Uber will resume testing self-driving cars in ‘a few months,’ says Dara Khosrowshahi,the CEO. Uber grounded its fleet of autonomous vehicles in the wake of a fatal crash in Tempe, Arizona .
The announcement was made in the stage of Uber’s second annual Elevate conference in Los Angeles.He expected the company’s autonomous vehicles to be back on the road soon after the release of the National Traffic Safety Board’s report, as well as a “top-to-bottom” internal safety review Uber was conducting at its Advance Technologies Group in Pittsburgh.

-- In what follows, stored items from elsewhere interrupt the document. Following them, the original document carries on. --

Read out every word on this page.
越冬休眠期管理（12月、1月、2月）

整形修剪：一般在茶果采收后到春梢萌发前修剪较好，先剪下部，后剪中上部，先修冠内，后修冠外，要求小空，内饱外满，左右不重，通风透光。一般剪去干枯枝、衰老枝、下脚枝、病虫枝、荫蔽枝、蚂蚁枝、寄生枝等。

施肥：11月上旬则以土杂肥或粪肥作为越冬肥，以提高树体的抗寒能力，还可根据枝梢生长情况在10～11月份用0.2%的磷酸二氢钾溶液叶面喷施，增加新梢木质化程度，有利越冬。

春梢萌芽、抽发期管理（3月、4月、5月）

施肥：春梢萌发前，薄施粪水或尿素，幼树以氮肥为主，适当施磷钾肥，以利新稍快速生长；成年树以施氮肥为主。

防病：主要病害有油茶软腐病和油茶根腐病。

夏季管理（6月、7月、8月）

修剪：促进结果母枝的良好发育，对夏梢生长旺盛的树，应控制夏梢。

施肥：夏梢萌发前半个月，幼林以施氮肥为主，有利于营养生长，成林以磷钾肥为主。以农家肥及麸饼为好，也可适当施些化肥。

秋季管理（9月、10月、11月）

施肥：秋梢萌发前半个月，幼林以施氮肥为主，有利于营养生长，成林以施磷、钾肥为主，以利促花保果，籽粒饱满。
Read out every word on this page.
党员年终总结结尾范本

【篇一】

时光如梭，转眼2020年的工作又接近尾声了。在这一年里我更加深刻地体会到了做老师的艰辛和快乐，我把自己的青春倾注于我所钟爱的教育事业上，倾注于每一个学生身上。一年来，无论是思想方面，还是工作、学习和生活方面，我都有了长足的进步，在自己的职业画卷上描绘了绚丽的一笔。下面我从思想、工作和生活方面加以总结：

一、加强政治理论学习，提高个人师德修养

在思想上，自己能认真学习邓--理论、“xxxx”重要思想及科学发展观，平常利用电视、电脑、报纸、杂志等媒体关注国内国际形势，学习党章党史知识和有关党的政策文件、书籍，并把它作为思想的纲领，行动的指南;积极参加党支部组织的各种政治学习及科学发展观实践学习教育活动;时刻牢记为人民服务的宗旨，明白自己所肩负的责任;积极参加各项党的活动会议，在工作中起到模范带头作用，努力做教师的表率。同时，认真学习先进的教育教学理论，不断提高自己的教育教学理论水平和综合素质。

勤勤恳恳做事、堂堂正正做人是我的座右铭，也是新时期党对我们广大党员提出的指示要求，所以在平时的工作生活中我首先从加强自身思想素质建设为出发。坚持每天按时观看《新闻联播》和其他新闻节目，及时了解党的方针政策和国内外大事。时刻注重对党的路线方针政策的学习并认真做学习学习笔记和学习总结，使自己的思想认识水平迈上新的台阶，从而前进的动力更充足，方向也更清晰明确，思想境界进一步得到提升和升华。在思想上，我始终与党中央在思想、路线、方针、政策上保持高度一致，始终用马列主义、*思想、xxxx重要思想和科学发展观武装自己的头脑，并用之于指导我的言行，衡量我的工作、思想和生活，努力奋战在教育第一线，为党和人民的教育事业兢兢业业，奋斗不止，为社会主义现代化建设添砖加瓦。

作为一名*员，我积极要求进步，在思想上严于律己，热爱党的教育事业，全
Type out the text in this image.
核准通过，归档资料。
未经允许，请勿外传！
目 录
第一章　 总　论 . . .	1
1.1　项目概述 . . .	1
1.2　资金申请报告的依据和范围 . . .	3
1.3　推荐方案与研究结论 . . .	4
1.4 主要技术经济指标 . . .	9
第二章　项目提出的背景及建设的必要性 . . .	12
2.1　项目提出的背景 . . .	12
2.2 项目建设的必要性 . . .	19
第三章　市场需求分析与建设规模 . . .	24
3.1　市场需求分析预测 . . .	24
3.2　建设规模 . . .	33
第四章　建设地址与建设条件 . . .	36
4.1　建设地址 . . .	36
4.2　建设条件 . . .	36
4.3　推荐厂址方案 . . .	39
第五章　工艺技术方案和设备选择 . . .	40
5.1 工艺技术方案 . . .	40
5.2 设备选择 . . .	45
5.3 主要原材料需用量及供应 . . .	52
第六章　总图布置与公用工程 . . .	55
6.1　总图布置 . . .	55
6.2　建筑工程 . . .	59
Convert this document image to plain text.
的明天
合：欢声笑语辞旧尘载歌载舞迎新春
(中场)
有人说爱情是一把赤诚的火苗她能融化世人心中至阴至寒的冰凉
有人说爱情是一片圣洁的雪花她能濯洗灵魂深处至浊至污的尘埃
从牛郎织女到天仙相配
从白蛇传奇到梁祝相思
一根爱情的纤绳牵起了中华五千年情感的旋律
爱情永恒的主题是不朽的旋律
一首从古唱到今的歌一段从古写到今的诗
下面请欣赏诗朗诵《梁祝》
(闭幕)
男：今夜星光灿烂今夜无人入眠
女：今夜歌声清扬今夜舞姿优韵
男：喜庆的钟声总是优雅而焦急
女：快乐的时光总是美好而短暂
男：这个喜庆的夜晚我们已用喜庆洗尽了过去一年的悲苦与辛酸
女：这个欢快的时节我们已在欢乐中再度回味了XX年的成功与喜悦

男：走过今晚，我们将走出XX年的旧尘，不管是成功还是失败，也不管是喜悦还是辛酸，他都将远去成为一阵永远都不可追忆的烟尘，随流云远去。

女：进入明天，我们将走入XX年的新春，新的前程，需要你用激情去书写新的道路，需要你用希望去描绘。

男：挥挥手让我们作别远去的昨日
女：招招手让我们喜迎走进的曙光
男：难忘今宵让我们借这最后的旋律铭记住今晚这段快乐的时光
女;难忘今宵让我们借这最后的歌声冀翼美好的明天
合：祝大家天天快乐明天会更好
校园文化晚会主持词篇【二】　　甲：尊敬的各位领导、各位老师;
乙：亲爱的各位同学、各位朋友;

The crash occurred at night in early March in Tempe, Arizona. The Uber vehicle was headed northbound when a woman, identified as 49-year-old Elaine Herzberg, was struck while pushing a bicycle across the street. Herzberg was taken to the hospital, where she later died from her injuries.In the wake of the crash, signs have emerged that Uber’s self-driving program was potentially fraught with risk.
When it resumes, Uber’s self-driving car program may look quite different than it did before the fatal crash. Arizona has moved to restrict the company from testing its vehicles in the state. And Uber has declined to renew its testing license in California. That would leave Pittsburgh, where Uber has been testing its vehicles for several years, as the sole outpost for Uber’s program.